This piece was co-written by Alan Bennett and Taryn Lane
As snow gently cloaked the streets of Orono, wrapping the town in a cool and mystifying embrace, local students and town residents alike found solace inside the fastest-growing hotspot in town. Patrons came to The Family Dog on Friday, Jan. 29, for three things: beer, music and a cause.
This was the second tap takeover at The Family Dog, this time featuring a spread of beers by Rising Tide Brewing Co., a Portland, Maine-based brewery. Featured beers included a coffee porter, American pale ale and a barrel-aged barley wine ale, among others. A portion of the proceeds from draft and food sales go toward purchasing a canoe for Orono Youth paddling programs through Maine Canoe & Kayak Racing Organization (MaCKRO).
“I have a good relationship with Bob at The Family Dog, and he and I got together and kind of spurred this idea of having a brewery come in and take over his draft lines, and then have the proceeds from that event go to charity,” Kate Putnoky, an associate with Mariner Beverages — a distributor of Rising Tide beers — said at the event. “And because Rising Tide has a close relationship with boating and the mariner lifestyle, we thought it might be fun to pair up with the canoe organization.”
“We focused on Rising Tide because they have so many different things, seasonal offerings, special offerings that we could offer here and not anywhere else,” Putnoky said.
The event began at 6 p.m. and ran until 11 p.m., but the main event of the night, a three-hour set of solo music by University of Maine student, Lucas Roy, began at 8 p.m.
Roy, a fourth-year finance and accounting student, has been performing since he was 16, when he realized he could sing.

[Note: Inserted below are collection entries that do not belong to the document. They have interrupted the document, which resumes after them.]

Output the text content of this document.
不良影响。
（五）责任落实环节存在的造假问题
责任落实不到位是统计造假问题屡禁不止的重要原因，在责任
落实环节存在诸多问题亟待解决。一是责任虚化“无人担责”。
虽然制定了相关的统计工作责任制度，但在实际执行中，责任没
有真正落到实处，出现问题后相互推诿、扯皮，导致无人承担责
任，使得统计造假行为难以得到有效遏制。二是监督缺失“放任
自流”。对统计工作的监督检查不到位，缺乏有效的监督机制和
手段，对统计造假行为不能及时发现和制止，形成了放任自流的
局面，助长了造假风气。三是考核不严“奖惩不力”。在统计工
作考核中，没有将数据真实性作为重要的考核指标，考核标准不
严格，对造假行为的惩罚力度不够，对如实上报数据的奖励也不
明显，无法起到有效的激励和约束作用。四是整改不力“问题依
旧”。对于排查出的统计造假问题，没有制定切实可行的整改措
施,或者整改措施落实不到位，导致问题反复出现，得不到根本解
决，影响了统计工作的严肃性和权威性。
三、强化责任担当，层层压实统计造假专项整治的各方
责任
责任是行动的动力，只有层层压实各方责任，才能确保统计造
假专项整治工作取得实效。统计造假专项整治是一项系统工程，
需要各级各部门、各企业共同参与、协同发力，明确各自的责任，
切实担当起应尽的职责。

Since then, he’s performed with his band, The Middle Men, all over the state, as a solo act at local restaurants and as a member of Mainely Voices, the co-ed a cappella group on campus. In addition to singing, Roy plays bass and acoustic guitar.
He’s even competed in the preliminary rounds of American Idol.

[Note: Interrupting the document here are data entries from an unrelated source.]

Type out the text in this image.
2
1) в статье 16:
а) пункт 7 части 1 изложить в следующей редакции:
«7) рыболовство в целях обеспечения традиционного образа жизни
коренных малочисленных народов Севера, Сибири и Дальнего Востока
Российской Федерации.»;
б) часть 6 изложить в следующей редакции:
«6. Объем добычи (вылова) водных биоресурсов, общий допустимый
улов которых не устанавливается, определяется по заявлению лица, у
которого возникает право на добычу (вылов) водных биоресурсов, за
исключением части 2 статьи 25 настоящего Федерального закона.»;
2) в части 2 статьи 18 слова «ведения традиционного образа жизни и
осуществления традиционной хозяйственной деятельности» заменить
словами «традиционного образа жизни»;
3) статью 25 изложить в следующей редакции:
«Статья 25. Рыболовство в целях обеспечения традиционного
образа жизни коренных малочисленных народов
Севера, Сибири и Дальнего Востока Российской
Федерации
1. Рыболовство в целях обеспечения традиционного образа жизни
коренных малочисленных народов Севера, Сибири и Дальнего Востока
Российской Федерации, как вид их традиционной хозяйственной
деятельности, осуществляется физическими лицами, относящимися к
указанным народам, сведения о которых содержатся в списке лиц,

This is the second tap takeover event at The Family Dog at which Roy has performed, but Roy said the crowd at the Rising Tide takeover surpassed his expectations.

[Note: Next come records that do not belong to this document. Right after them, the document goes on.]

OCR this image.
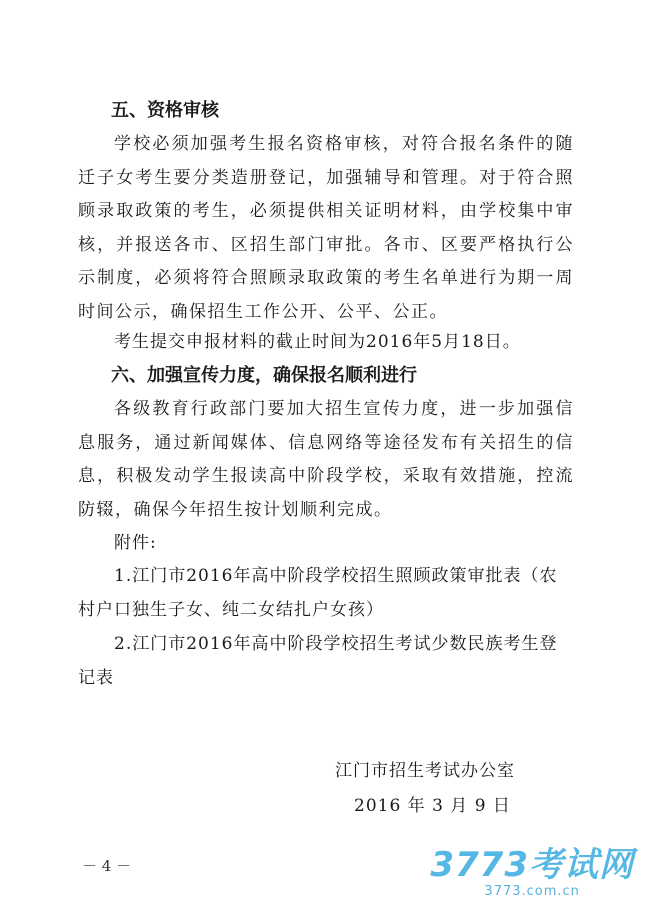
五、资格审核

学校必须加强考生报名资格审核，对符合报名条件的随迁子女考生要分类造册登记，加强辅导和管理。对于符合照顾录取政策的考生，必须提供相关证明材料，由学校集中审核，并报送各市、区招生部门审批。各市、区要严格执行公示制度，必须将符合照顾录取政策的考生名单进行为期一周时间公示，确保招生工作公开、公平、公正。

考生提交申报材料的截止时间为2016年5月18日。
六、加强宣传力度，确保报名顺利进行

各级教育行政部门要加大招生宣传力度，进一步加强信息服务，通过新闻媒体、信息网络等途径发布有关招生的信息，积极发动学生报读高中阶段学校，采取有效措施，控流防辍，确保今年招生按计划顺利完成。

附件:
1.江门市2016年高中阶段学校招生照顾政策审批表（农村户口独生子女、纯二女结扎户女孩）
2.江门市2016年高中阶段学校招生考试少数民族考生登记表
江门市招生考试办公室
2016 年 3 月 9 日
－ 4 －	3773考试网
3773.com.cn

“Last time, it was real slow to begin with. There were probably three tables full, 10 people or so. As the night progressed, more of my friends came . . . but this is more crowded than it was last time,” Roy said.
Roy and his group The Middle Men began with $800 worth of equipment — an investment that has since grown to over $10,000. Aside from his group, Roy began performing in restaurants at age 17 with the Middle Men, and began performing locally at the Roost in Orono. The Family Dog performance was challenging to land, according to Roy. He credits Dave Coffe, the general manager from The Roost, for getting him the tap takeover gig at The Family Dog.
“One day I just was feeling, I guess, motivated and I just walked in [to The Family Dog] and I was just like, ‘Hey, I’m a part of a band . . . and I heard you do shows’,” Roy said.
According to Roy, The Family Dog owner, Bob Cutler, was skeptical about Roy’s credentials during their first interaction. “Then Dave [Coffe] walked in [while Roy was speaking to Cutler], and I had played a show at The Roost with my band, and [Coffe] was like, ‘Oh, when are you playing at The Roost next?’ So it kind of worked out perfectly.”
Roy doesn’t like to limit himself to certain genres; he plays everything from classic rock to modern hits.
“I like to appreciate all music,” Roy said. “I play it by ear; it’s really what the crowd wants.”
The crowd gets bigger with each show Roy performs. Between his many gigs at the Roost, The Family Dog and various other locations, Roy is gaining a following beyond his initial friend group.
“I just feel like I have more people that support me now. I’ve always had friends who supported me and always came to my shows . . . Now I have a consistent 20 or 30 people who show up,” Roy said.
The restaurant line stretched to the door as Roy opened his show with The Lumineers’, “Ho Hey,” to a cheerful crowd in support of local music, local business and local charity.
“I think it’s great to be in Orono because there’s such a strong youth community,” Putnoky said. “It’s more exciting to get younger people excited about Maine companies and kind of spread the news.”